For now, forget ESPN and Wickersham. Forget the fact that ESPN spinelessly apologized for running what is probably their most intriguing piece in years, from a journalism standpoint. In The Patriots franchise is well-versed in headlines, for a variety of reasons, ranging from the salacious to the whimsical, but the crisis they’re facing right now is existential. The skills of a hero starting to see significant atrophy. And a franchise doing the wrong things as it pertains to securing long-term success in the future.
Indeed, what we have here is the unraveling of one of the most prolific empires in sports history. For nearly twenty years, the Pats have enjoyed success few other organizations can lay claim to, on any level. Maybe UConn women’s basketball. But that’s it. Brady would be after all the last to admit it, but he’s apprehensive. Apprehensive about the fact that his career will come to an end soon. Just because he thinks he can play into his mid-40s, doesn’t mean he can, will, or should. I’ve heard “The TB12 Method” is good, but it can’t be that good.
Guerrero is the man at Brady’s right hand, helping him to develop what is most assuredly a play to develop his brand, a way for Tom to enjoy continued success, well into retirement. How such alleged turmoil erupted from this relationship, is anyone’s guess.
Brady’s autonomy led to the trading of promising quarterback, Jimmy Garoppolo, to the San Francisco 49ers. Because of that move, the Pats have no heir-apparent to an old QB, who really has no reason not to retire, but is struggling with facing the back-third of his career.

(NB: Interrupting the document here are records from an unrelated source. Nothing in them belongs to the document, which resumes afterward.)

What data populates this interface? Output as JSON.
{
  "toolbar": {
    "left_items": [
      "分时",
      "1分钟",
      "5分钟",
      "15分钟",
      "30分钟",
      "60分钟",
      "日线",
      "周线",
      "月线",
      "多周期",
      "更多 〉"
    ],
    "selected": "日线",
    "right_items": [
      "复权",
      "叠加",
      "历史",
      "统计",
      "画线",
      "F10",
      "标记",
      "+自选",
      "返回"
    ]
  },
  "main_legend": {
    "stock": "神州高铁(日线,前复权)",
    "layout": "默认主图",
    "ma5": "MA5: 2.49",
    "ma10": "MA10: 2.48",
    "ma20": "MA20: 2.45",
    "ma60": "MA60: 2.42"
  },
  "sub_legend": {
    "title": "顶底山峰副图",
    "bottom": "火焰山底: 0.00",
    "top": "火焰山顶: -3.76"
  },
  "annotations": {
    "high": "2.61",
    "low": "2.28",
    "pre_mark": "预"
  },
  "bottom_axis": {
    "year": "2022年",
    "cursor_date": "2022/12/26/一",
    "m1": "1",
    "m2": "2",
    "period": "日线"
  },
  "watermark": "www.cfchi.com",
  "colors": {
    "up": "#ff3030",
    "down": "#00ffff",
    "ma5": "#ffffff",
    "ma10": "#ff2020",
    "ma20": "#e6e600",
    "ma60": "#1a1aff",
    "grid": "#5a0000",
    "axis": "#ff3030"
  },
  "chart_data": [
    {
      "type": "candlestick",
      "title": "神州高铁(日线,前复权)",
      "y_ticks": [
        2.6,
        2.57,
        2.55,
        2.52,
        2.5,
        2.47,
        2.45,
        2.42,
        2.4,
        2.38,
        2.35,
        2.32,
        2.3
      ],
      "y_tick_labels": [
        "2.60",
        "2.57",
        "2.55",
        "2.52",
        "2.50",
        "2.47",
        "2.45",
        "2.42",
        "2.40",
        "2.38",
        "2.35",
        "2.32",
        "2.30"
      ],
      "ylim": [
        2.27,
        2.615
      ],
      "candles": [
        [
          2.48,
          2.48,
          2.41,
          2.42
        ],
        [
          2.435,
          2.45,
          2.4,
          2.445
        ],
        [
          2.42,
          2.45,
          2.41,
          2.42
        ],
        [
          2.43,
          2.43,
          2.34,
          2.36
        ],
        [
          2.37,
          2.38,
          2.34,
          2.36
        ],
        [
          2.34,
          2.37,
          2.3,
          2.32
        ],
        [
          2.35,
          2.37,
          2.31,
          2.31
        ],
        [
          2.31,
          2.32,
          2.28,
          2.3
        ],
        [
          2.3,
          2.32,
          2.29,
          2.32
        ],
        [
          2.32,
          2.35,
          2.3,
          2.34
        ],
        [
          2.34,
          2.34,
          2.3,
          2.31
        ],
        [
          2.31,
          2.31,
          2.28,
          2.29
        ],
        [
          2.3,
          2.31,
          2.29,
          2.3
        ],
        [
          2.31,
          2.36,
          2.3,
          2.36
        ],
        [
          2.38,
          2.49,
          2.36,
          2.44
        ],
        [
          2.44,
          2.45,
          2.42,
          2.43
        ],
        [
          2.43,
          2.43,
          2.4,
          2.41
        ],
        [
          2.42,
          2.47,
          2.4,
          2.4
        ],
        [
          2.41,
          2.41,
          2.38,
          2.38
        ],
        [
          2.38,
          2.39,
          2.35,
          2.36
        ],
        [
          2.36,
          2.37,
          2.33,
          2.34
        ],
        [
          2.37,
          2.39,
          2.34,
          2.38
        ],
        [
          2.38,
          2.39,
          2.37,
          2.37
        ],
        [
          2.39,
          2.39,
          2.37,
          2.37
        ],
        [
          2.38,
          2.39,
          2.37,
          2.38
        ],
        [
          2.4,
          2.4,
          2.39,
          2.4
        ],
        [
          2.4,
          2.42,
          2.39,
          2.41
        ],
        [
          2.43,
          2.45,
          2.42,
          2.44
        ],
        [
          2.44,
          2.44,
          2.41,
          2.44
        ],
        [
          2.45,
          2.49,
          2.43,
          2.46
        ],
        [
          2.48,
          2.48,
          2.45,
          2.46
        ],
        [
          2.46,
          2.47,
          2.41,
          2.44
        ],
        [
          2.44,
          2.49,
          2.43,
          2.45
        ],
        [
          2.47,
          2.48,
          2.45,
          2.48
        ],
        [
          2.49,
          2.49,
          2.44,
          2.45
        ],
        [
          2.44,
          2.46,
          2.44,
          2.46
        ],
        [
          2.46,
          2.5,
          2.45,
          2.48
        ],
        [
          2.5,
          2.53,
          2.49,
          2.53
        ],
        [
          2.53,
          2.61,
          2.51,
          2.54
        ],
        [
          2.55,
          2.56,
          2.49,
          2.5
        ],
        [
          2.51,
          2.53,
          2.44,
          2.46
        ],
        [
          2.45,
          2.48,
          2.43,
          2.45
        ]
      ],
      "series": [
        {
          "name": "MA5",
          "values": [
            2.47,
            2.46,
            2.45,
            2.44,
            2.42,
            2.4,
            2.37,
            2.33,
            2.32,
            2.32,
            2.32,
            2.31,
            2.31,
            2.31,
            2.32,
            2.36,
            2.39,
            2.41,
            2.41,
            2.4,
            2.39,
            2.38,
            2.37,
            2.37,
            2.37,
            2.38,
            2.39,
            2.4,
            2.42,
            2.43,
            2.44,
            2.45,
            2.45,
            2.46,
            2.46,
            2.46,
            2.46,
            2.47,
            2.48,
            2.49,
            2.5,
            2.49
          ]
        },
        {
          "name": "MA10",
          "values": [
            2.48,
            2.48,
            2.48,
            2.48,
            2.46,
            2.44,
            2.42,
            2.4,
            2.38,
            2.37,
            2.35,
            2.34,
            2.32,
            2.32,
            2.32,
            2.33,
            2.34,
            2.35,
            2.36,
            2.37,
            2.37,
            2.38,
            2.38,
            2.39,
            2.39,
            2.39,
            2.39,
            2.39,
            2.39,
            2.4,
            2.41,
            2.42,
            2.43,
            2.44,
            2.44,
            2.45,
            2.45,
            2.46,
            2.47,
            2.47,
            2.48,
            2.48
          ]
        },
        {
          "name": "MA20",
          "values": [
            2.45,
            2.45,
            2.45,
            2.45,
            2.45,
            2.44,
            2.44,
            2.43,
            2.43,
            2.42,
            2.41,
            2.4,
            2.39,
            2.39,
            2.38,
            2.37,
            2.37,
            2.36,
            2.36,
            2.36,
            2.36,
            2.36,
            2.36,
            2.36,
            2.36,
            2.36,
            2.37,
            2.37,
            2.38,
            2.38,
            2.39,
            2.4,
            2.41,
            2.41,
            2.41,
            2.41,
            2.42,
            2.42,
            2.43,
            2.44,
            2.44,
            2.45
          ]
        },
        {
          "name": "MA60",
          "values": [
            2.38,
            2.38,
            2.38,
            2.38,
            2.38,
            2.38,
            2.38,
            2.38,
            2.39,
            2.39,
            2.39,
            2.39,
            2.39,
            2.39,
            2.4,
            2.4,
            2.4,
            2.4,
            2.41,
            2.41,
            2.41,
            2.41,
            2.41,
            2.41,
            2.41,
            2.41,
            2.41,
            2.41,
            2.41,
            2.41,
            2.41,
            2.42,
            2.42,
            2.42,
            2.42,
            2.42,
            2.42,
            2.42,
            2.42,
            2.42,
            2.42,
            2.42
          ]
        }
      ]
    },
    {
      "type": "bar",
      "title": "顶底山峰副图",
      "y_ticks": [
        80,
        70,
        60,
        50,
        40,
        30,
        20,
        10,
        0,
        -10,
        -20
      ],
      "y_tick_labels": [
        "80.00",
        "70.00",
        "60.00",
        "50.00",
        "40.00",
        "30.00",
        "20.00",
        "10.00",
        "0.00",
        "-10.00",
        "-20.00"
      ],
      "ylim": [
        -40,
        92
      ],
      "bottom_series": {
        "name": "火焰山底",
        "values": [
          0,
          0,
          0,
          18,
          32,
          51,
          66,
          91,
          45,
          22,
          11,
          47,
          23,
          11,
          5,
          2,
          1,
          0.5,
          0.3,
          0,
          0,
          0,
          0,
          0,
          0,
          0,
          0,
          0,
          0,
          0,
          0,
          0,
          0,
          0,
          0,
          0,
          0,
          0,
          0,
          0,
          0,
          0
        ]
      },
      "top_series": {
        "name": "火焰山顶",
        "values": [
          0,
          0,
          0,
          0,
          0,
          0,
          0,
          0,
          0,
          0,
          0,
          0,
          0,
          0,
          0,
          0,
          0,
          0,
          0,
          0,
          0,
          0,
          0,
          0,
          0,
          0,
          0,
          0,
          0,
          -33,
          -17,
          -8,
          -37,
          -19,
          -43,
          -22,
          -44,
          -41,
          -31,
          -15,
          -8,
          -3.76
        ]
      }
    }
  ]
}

Kraft and Belichick are at fault for not mitigating this conflict. The right thing to do, and the most painful thing to do, often find themselves aligning. While New England is likely to wind up with one more run to the Super Bowl, certainly a near lock to take down Marcus Mariotta’s Titans, instant gratification could morph into sustained misery.
No one relishes getting older, and everyone has a unique coping mechanism to get by. Sometimes it’s not much of a coping mechanism at all. This should not be so melodramatic. This is football, and football is a business where you should always be two moves ahead of the other guy to stay on top.
The front office should be feverishly considering future options and contingency plans when it comes to the quarterback position. It’s just the smart thing to do. Brian Hoyer is my boy, but he’s not heading to Canton anytime soon. He could take his family there just to hang out, but they won’t see his bust when they arrive.
However long it takes us to reach the offseason, it should be a time of serious self-reflection for a mighty, idolized franchise. The true measure of a person isn’t how well they stand, it’s how they get back up.